A sermon by Graham Low, preached on 13 September.

Today we have been reminded again of how scripture repeatedly tells us that we should forgive those who injure us. This is deeply ingrained in us from the Lord’s Prayer and today’s passage. We all know that we should forgive, that we should set aside niggling or deep hurts, and yet we find that we often cannot do so. Forgiveness is particularly challenging when a person is cheated upon in a personal or a professional relationship: senses of being injured, defective, and defeated abound. Guilt can be added to anger and shame.

The two parts of today’s gospel passage speak of such situations. In the first Peter and Jesus have a short exchange about the nature and extent of forgiveness. “Seventy seven times” is Jesus’ way of telling Peter that forgiveness is not quantifiable, but limitless. This is followed by the parable of the king forgiving a servant a debt of maybe billions of pounds in today’s terms. The servant then fails to forgive a fellow servant a reasonable debt. At first we may be astonished at the king’s heartless and ruthless behaviour –  torture and imprisonment. But looking at the final part of this parable might lead us to conclude that if we do not forgive then God will withhold forgiveness. Now look again a bit further. Human forgiveness is rooted in divine forgiveness, which we have seen is limitless.

So what has happened to the first servant? There is a gap here. Once he has been released, he shows no sign of rejoicing, or thankfulness, or celebrating with his family, who are spared imprisonment. Freedom is not mentioned. We simply hear that he does not forgive his colleague. He has no sense of what forgiveness is. In his initial plea to the king to be spared an impossible debt, he speaks to the king in terms of justice: “I will repay you everything”.

But what he is given is the king’s mercy, and not justice. He still thinks of indebtedness and forgiveness as some kind of power game. He has not come to understand that he has been given mercy rather than justice. He can’t see himself in the position of the second servant, and cannot show mercy. He does not yet see that forgiveness is a matter of the heart. It is a matter of transformation of the heart of the person who has been forgiven. It is about metanoia, about change and renewal.

This passage invites us to see ourselves as forgiven debtors, or forgiven sinners, living among fellow debtors, fellow sinners. There may well be little difference between us. We are to abandon games of being innocent versus those who are guilty. Instead we are to join a united and huge fellowship of forgiven sinners.

As a postscript in this creation season we might interpret these parables in terms of our sins against creation. There is overwhelming evidence that the human race is abusing creation, that we are sinning against the world that God has created.
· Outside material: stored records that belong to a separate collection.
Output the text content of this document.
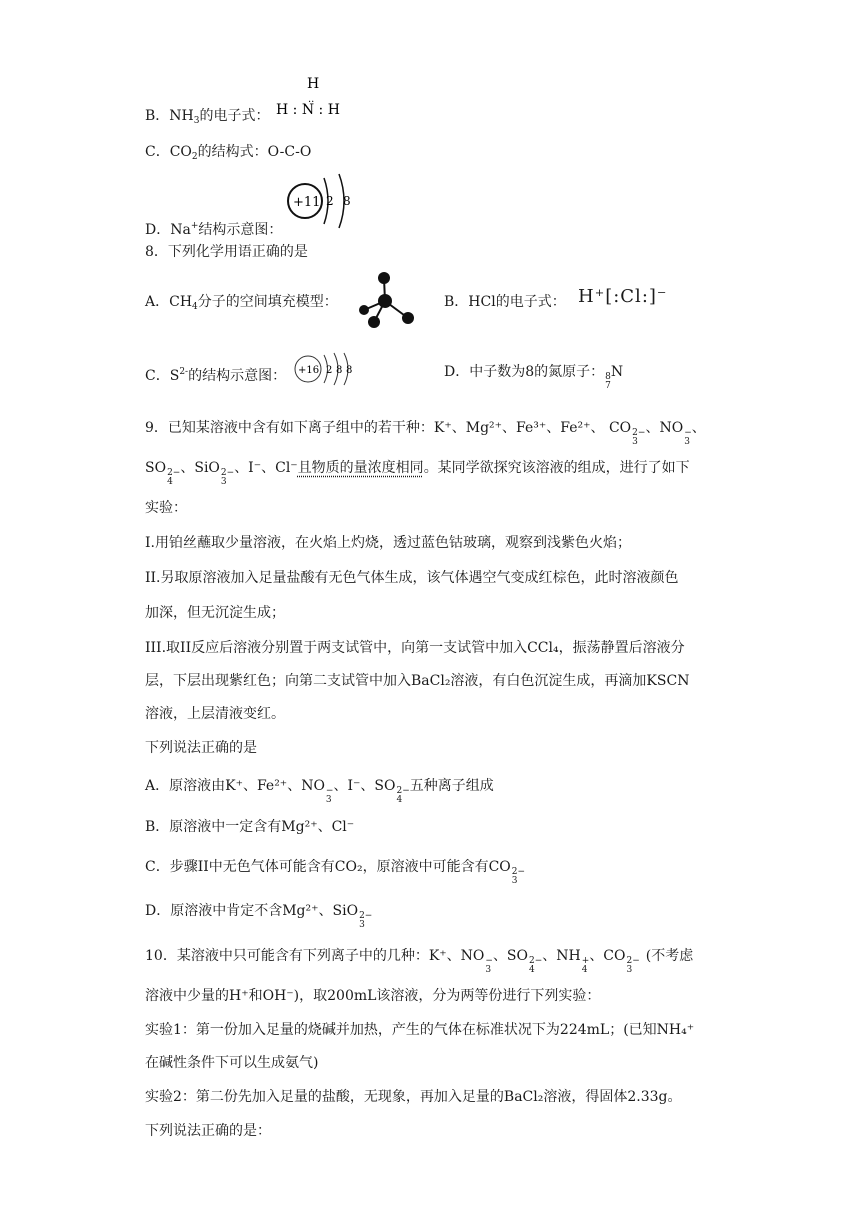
B．$NH_3$的电子式：
H
H : N : H
..
C．$CO_2$的结构式：O-C-O
D．Na+结构示意图：
+11 2 8
8．下列化学用语正确的是
A．$CH_4$分子的空间填充模型：	B．HCl的电子式： H⁺[:Cl:]⁻
C．$S^{2-}$的结构示意图： +16 2 8 8	D．中子数为8的氮原子： 8
7
N
9．已知某溶液中含有如下离子组中的若干种：K⁺、Mg²⁺、Fe³⁺、Fe²⁺、 CO 2−
3
、NO −
3
、
SO 2−
4
、SiO 2−
3
、I⁻、Cl⁻且物质的量浓度相同。某同学欲探究该溶液的组成，进行了如下
实验：
I.用铂丝蘸取少量溶液，在火焰上灼烧，透过蓝色钴玻璃，观察到浅紫色火焰；
II.另取原溶液加入足量盐酸有无色气体生成，该气体遇空气变成红棕色，此时溶液颜色
加深，但无沉淀生成；
III.取II反应后溶液分别置于两支试管中，向第一支试管中加入CCl₄，振荡静置后溶液分
层，下层出现紫红色；向第二支试管中加入BaCl₂溶液，有白色沉淀生成，再滴加KSCN
溶液，上层清液变红。
下列说法正确的是
A．原溶液由K⁺、Fe²⁺、NO −
3
、I⁻、SO 2−
4
五种离子组成
B．原溶液中一定含有Mg²⁺、Cl⁻
C．步骤II中无色气体可能含有CO₂，原溶液中可能含有CO 2−
3
D．原溶液中肯定不含Mg²⁺、SiO 2−
3
10．某溶液中只可能含有下列离子中的几种：K⁺、NO −
3
、SO 2−
4
、NH +
4
、CO 2−
3
(不考虑
溶液中少量的H⁺和OH⁻)，取200mL该溶液，分为两等份进行下列实验：
实验1：第一份加入足量的烧碱并加热，产生的气体在标准状况下为224mL；(已知NH₄⁺
在碱性条件下可以生成氨气)
实验2：第二份先加入足量的盐酸，无现象，再加入足量的BaCl₂溶液，得固体2.33g。
下列说法正确的是：
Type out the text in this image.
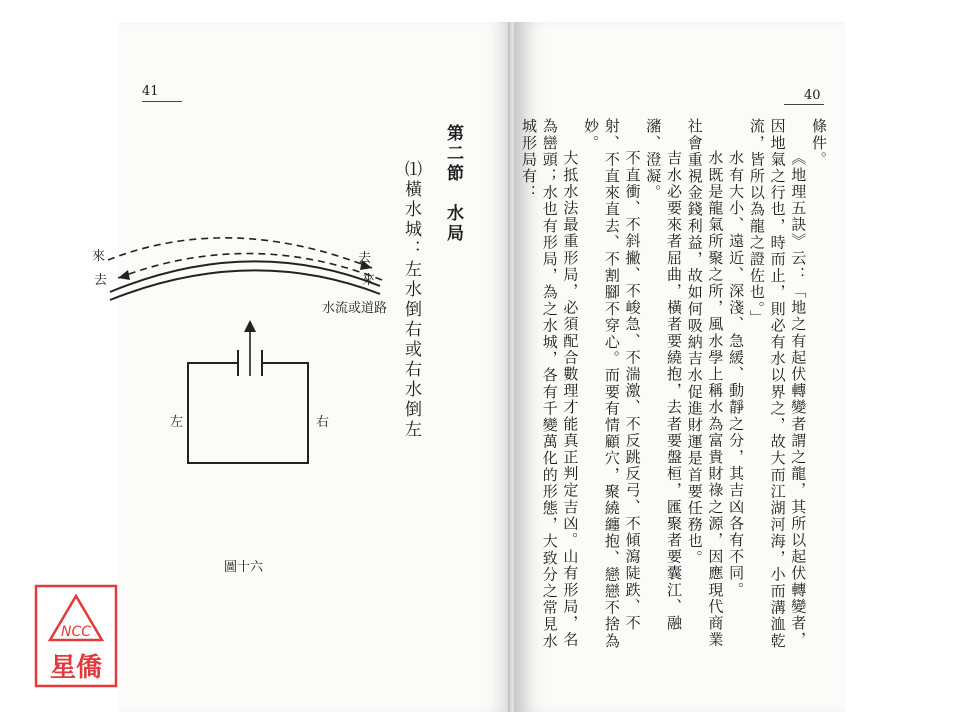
41
第二節　水局
⑴橫水城：左水倒右或右水倒左
來
去
去
來
水流或道路
左	右
圖十六
40
條件。
《地理五訣》云：「地之有起伏轉變者謂之龍，其所以起伏轉變者，
因地氣之行也，時而止，則必有水以界之，故大而江湖河海，小而溝洫乾
流，皆所以為龍之證佐也。」
水有大小、遠近、深淺、急緩、動靜之分，其吉凶各有不同。
水既是龍氣所聚之所，風水學上稱水為富貴財祿之源，因應現代商業
社會重視金錢利益，故如何吸納吉水促進財運是首要任務也。
吉水必要來者屈曲，橫者要繞抱，去者要盤桓，匯聚者要囊江、融
瀦、澄凝。
不直衝、不斜撇、不峻急、不湍激、不反跳反弓、不傾瀉陡跌、不
射、不直來直去、不割腳不穿心。而要有情顧穴，聚繞纏抱、戀戀不捨為
妙。
NCC
星僑
大抵水法最重形局，必須配合數理才能真正判定吉凶。山有形局，名
為巒頭；水也有形局，為之水城，各有千變萬化的形態，大致分之常見水
城形局有：
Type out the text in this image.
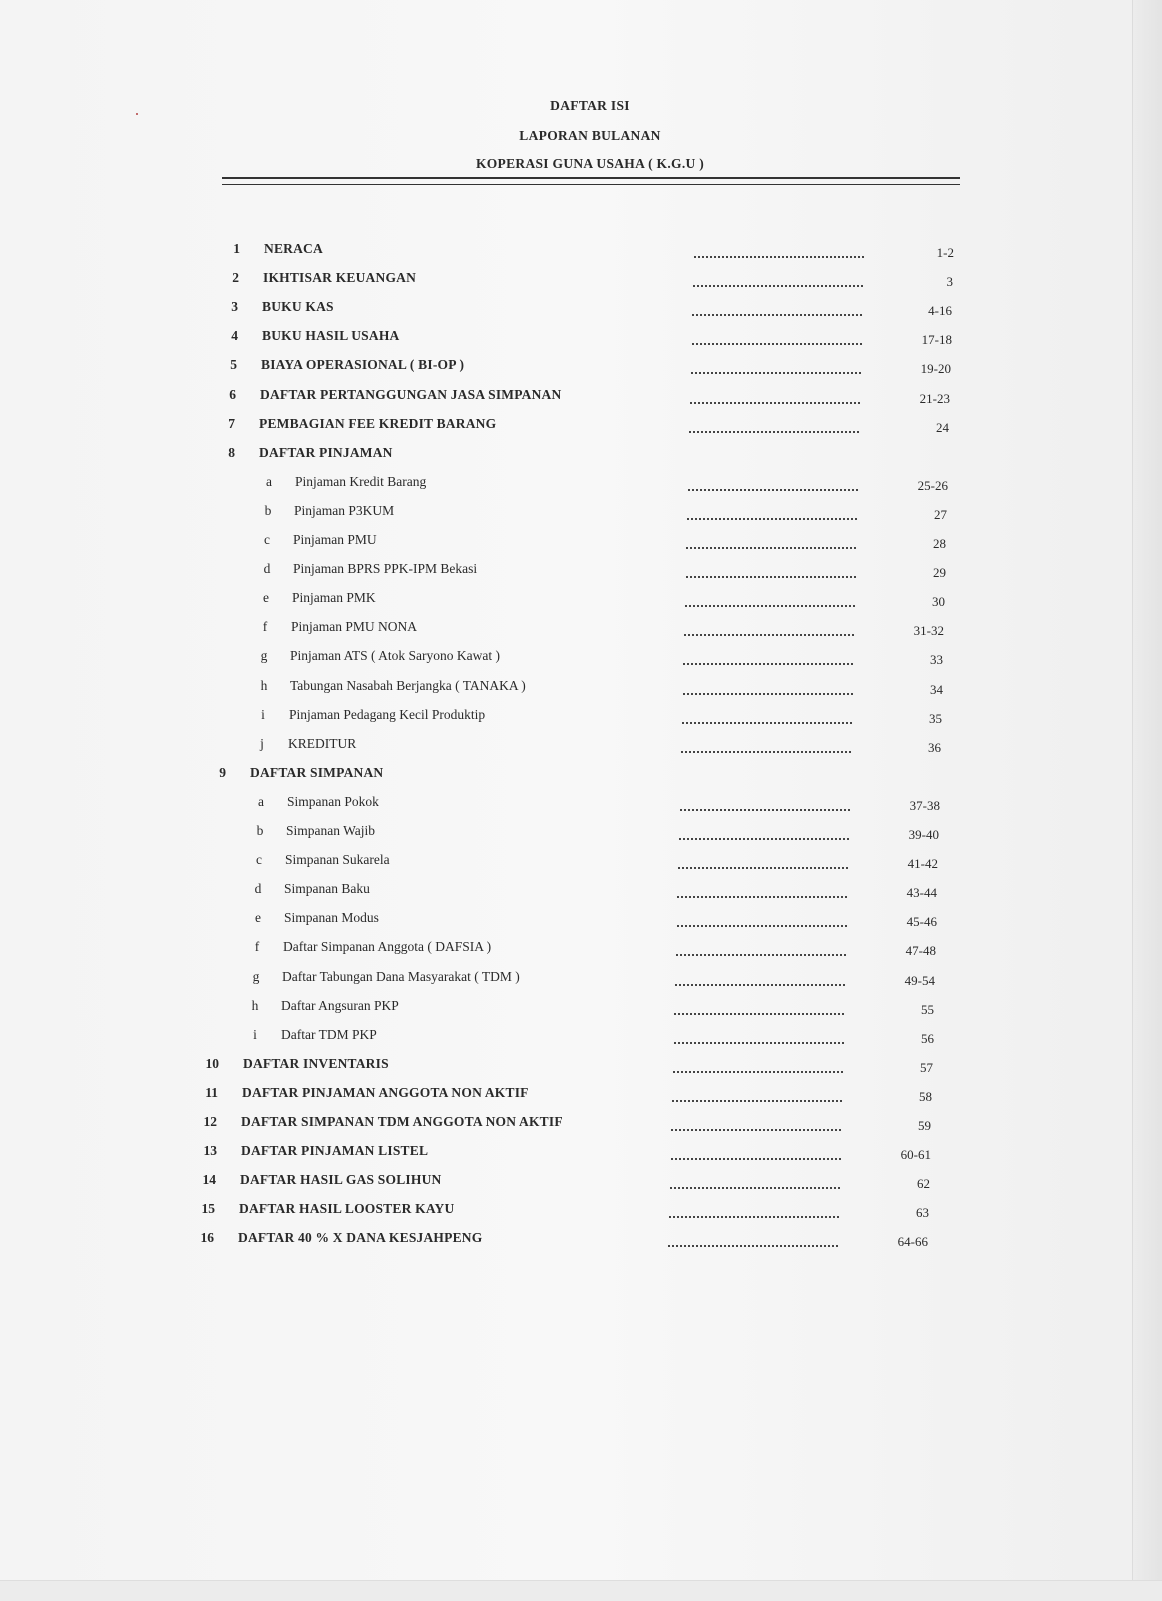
DAFTAR ISI
LAPORAN BULANAN
KOPERASI GUNA USAHA ( K.G.U )
1 NERACA	1-2
2 IKHTISAR KEUANGAN	3
3 BUKU KAS	4-16
4 BUKU HASIL USAHA	17-18
5 BIAYA OPERASIONAL ( BI-OP )	19-20
6 DAFTAR PERTANGGUNGAN JASA SIMPANAN	21-23
7 PEMBAGIAN FEE KREDIT BARANG	24
8 DAFTAR PINJAMAN
a	Pinjaman Kredit Barang	25-26
b	Pinjaman P3KUM	27
c	Pinjaman PMU	28
d	Pinjaman BPRS PPK-IPM Bekasi	29
e	Pinjaman PMK	30
f	Pinjaman PMU NONA	31-32
g	Pinjaman ATS ( Atok Saryono Kawat )	33
h	Tabungan Nasabah Berjangka ( TANAKA )	34
i	Pinjaman Pedagang Kecil Produktip	35
j	KREDITUR	36
9 DAFTAR SIMPANAN
a	Simpanan Pokok	37-38
b	Simpanan Wajib	39-40
c	Simpanan Sukarela	41-42
d	Simpanan Baku	43-44
e	Simpanan Modus	45-46
f	Daftar Simpanan Anggota ( DAFSIA )	47-48
g	Daftar Tabungan Dana Masyarakat ( TDM )	49-54
h	Daftar Angsuran PKP	55
i	Daftar TDM PKP	56
10 DAFTAR INVENTARIS	57
11 DAFTAR PINJAMAN ANGGOTA NON AKTIF	58
12 DAFTAR SIMPANAN TDM ANGGOTA NON AKTIF	59
13 DAFTAR PINJAMAN LISTEL	60-61
14 DAFTAR HASIL GAS SOLIHUN	62
15 DAFTAR HASIL LOOSTER KAYU	63
16 DAFTAR 40 % X DANA KESJAHPENG	64-66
The created world is in a sense astonishingly forgiving, astonishingly accommodating, to human activity. Yet we continue to abuse God’s created world, of which we are a part. The created world is constantly reminding us of the consequences of this, but many people refuse to see that we are being called to respond to the environmental crisis with metanoia. We are being called to accept our part in the crisis, to change, to forgive past human wrongdoing, and to learn from it. It is for us to live and to work for our unity and wellbeing together with the whole of creation, within the love and forgiveness of God. Amen.